Gaedeke claims that a negligently drafted agreement will prevent it from receiving the $2 million bargained-for purchase-price adjustment that the lawyers allegedly negotiated with seller Gulftex Gathering LP regarding an oil and gas pipline in Bartonville, Texas.
But in a Nov. 28 motion for summary judgment, Patton Boggs and Murchison denied that the September 2007 agreement they drafted was professionally negligent.
The seller never agreed to the language described by Gaedeke, which would increased its refund by more $1.3 million, according to the motion authored by Campbell & Chadwick attorney Bruce Campbell.
Claims over the contract have also been time barred since September 2010, the lawyers said.
In an earlier motion, Patton Boggs and Murchison said that liability lies with third parties, namely Gaedeke executives Mark Reed and Glen Lickstein. The contract "accurately reflects the contract terms communicated by Gaedeke's officers," according to the Nov. 12 motion filed with Judge Jim Jordan.
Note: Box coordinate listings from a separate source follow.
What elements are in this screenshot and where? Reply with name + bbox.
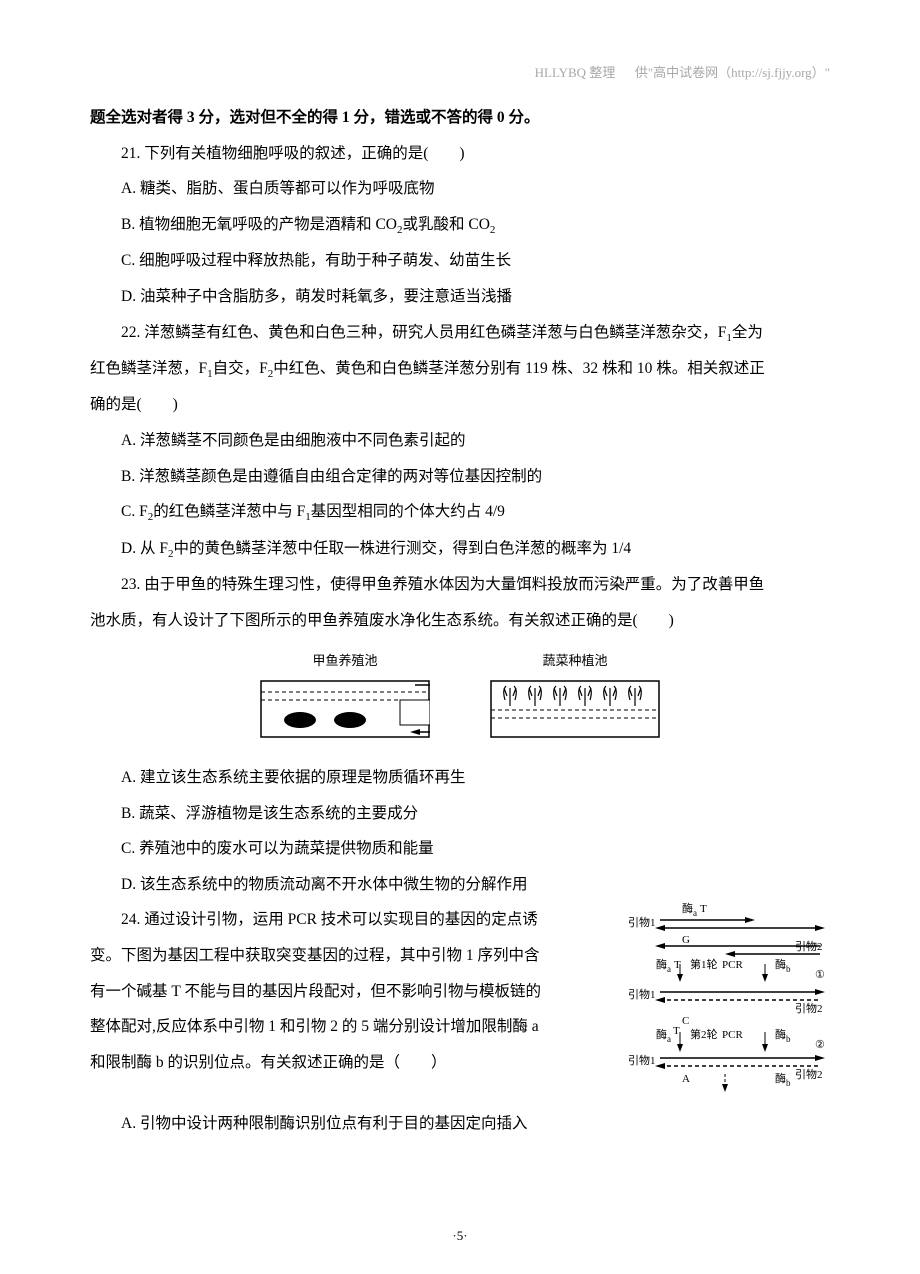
q22-line2: 红色鳞茎洋葱，F1自交，F2中红色、黄色和白色鳞茎洋葱分别有 119 株、32 … xyxy=(90,351,830,387)
q24-pcr-diagram: 酶a T 引物1 G 引物2 第1轮 PCR 酶aT xyxy=(620,902,830,1106)
turtle-pond-icon xyxy=(260,680,430,738)
main-content: 题全选对者得 3 分，选对但不全的得 1 分，错选或不答的得 0 分。 21. … xyxy=(90,100,830,1142)
pcr-diagram-icon: 酶a T 引物1 G 引物2 第1轮 PCR 酶aT xyxy=(620,902,830,1092)
header-source: 供"高中试卷网（http://sj.fjjy.org）" xyxy=(635,65,830,80)
q23-opt-d: D. 该生态系统中的物质流动离不开水体中微生物的分解作用 xyxy=(90,867,830,903)
q23-opt-a: A. 建立该生态系统主要依据的原理是物质循环再生 xyxy=(90,760,830,796)
q22-opt-c: C. F2的红色鳞茎洋葱中与 F1基因型相同的个体大约占 4/9 xyxy=(90,494,830,530)
q22-line1: 22. 洋葱鳞茎有红色、黄色和白色三种，研究人员用红色磷茎洋葱与白色鳞茎洋葱杂交… xyxy=(90,315,830,351)
svg-text:酶: 酶 xyxy=(682,902,693,915)
svg-text:引物2: 引物2 xyxy=(795,1067,823,1081)
svg-text:引物2: 引物2 xyxy=(795,939,823,953)
q24-opt-a: A. 引物中设计两种限制酶识别位点有利于目的基因定向插入 xyxy=(90,1106,830,1142)
q24-p5: 和限制酶 b 的识别位点。有关叙述正确的是（ ） xyxy=(90,1045,610,1081)
q22-line3: 确的是( ) xyxy=(90,387,830,423)
svg-text:a: a xyxy=(667,1034,671,1044)
svg-text:PCR: PCR xyxy=(722,959,743,971)
svg-text:第2轮: 第2轮 xyxy=(690,1027,718,1041)
q23-line1: 23. 由于甲鱼的特殊生理习性，使得甲鱼养殖水体因为大量饵料投放而污染严重。为了… xyxy=(90,567,830,603)
q21-opt-c: C. 细胞呼吸过程中释放热能，有助于种子萌发、幼苗生长 xyxy=(90,243,830,279)
svg-text:酶: 酶 xyxy=(656,958,667,971)
svg-text:b: b xyxy=(786,1034,791,1044)
svg-text:b: b xyxy=(786,1078,791,1088)
veg-pond-label: 蔬菜种植池 xyxy=(490,646,660,676)
q24-p1: 24. 通过设计引物，运用 PCR 技术可以实现目的基因的定点诱 xyxy=(90,902,610,938)
q23-opt-c: C. 养殖池中的废水可以为蔬菜提供物质和能量 xyxy=(90,831,830,867)
svg-text:②: ② xyxy=(815,1039,825,1051)
svg-text:引物1: 引物1 xyxy=(628,915,656,929)
svg-text:T: T xyxy=(674,959,681,971)
svg-text:PCR: PCR xyxy=(722,1029,743,1041)
veg-pond-icon xyxy=(490,680,660,738)
q22-opt-b: B. 洋葱鳞茎颜色是由遵循自由组合定律的两对等位基因控制的 xyxy=(90,459,830,495)
svg-text:酶: 酶 xyxy=(775,1028,786,1041)
q23-opt-b: B. 蔬菜、浮游植物是该生态系统的主要成分 xyxy=(90,796,830,832)
svg-text:T: T xyxy=(700,903,707,915)
q23-line2: 池水质，有人设计了下图所示的甲鱼养殖废水净化生态系统。有关叙述正确的是( ) xyxy=(90,603,830,639)
q24-p3: 有一个碱基 T 不能与目的基因片段配对，但不影响引物与模板链的 xyxy=(90,974,610,1010)
svg-text:引物1: 引物1 xyxy=(628,1053,656,1067)
q21-opt-d: D. 油菜种子中含脂肪多，萌发时耗氧多，要注意适当浅播 xyxy=(90,279,830,315)
header-credit: HLLYBQ 整理 xyxy=(535,65,616,80)
q22-opt-a: A. 洋葱鳞茎不同颜色是由细胞液中不同色素引起的 xyxy=(90,423,830,459)
q24-p4: 整体配对,反应体系中引物 1 和引物 2 的 5 端分别设计增加限制酶 a xyxy=(90,1009,610,1045)
svg-text:a: a xyxy=(693,908,697,918)
svg-text:第1轮: 第1轮 xyxy=(690,957,718,971)
svg-text:a: a xyxy=(667,964,671,974)
q21-stem: 21. 下列有关植物细胞呼吸的叙述，正确的是( ) xyxy=(90,136,830,172)
svg-text:酶: 酶 xyxy=(775,958,786,971)
svg-text:A: A xyxy=(682,1073,690,1085)
q22-opt-d: D. 从 F2中的黄色鳞茎洋葱中任取一株进行测交，得到白色洋葱的概率为 1/4 xyxy=(90,531,830,567)
q24-p2: 变。下图为基因工程中获取突变基因的过程，其中引物 1 序列中含 xyxy=(90,938,610,974)
veg-pond-block: 蔬菜种植池 xyxy=(490,646,660,752)
q24-block: 24. 通过设计引物，运用 PCR 技术可以实现目的基因的定点诱 变。下图为基因… xyxy=(90,902,830,1106)
turtle-pond-label: 甲鱼养殖池 xyxy=(260,646,430,676)
svg-text:G: G xyxy=(682,934,690,946)
svg-text:引物2: 引物2 xyxy=(795,1001,823,1015)
svg-text:T: T xyxy=(673,1025,680,1037)
svg-text:①: ① xyxy=(815,969,825,981)
svg-text:酶: 酶 xyxy=(775,1072,786,1085)
svg-text:酶: 酶 xyxy=(656,1028,667,1041)
q21-opt-b: B. 植物细胞无氧呼吸的产物是酒精和 CO2或乳酸和 CO2 xyxy=(90,207,830,243)
svg-text:C: C xyxy=(682,1015,689,1027)
svg-text:b: b xyxy=(786,964,791,974)
q21-opt-a: A. 糖类、脂肪、蛋白质等都可以作为呼吸底物 xyxy=(90,171,830,207)
turtle-pond-block: 甲鱼养殖池 xyxy=(260,646,430,752)
q23-diagram: 甲鱼养殖池 蔬菜种植池 xyxy=(90,646,830,752)
scoring-rule: 题全选对者得 3 分，选对但不全的得 1 分，错选或不答的得 0 分。 xyxy=(90,100,830,136)
svg-text:引物1: 引物1 xyxy=(628,987,656,1001)
page-number: ·5· xyxy=(0,1228,920,1244)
Reed and Lickstein allegedly had a chance to review and revise the language they allegedly communicated to the lawyers, and still gave their approval, the motion says.
But Gaedeke opposed that motion a week later and blamed the lawyers for the erroneous math in the agreement's "even-up" calculations.
"This drafting error in the agreement ... artificially and incorrectly capped the starting point for the "even-up" calculation at $3,187,500, when it should have been $4,500,000," according to the response authored by Johnston Tobey attorney Robert Tobey. "The language was not only approved by the defendants, but was prepared by the defendants."
Gaedeke said Murchison admitted, after the seller disputed its calculation of over $2 million in refunds, that the unambiguous "mechanical" construction of the language meant to cap its refund to the difference between approximately $3.18 million and the final purchase price.
The alleged drafting error resulted in the seller only being on the hook for approximately $776,000, according to the response.
"The 'even-up' provision was merely a mechanism for the return of Gaedeke's money, which should have been escrowed," Tobey wrote. "If this had been done, Gaedeke would not have had to look at the assets of Gulftex to recover its own money in the event that the pipeline was not worth at least $4,500,000 on the end date."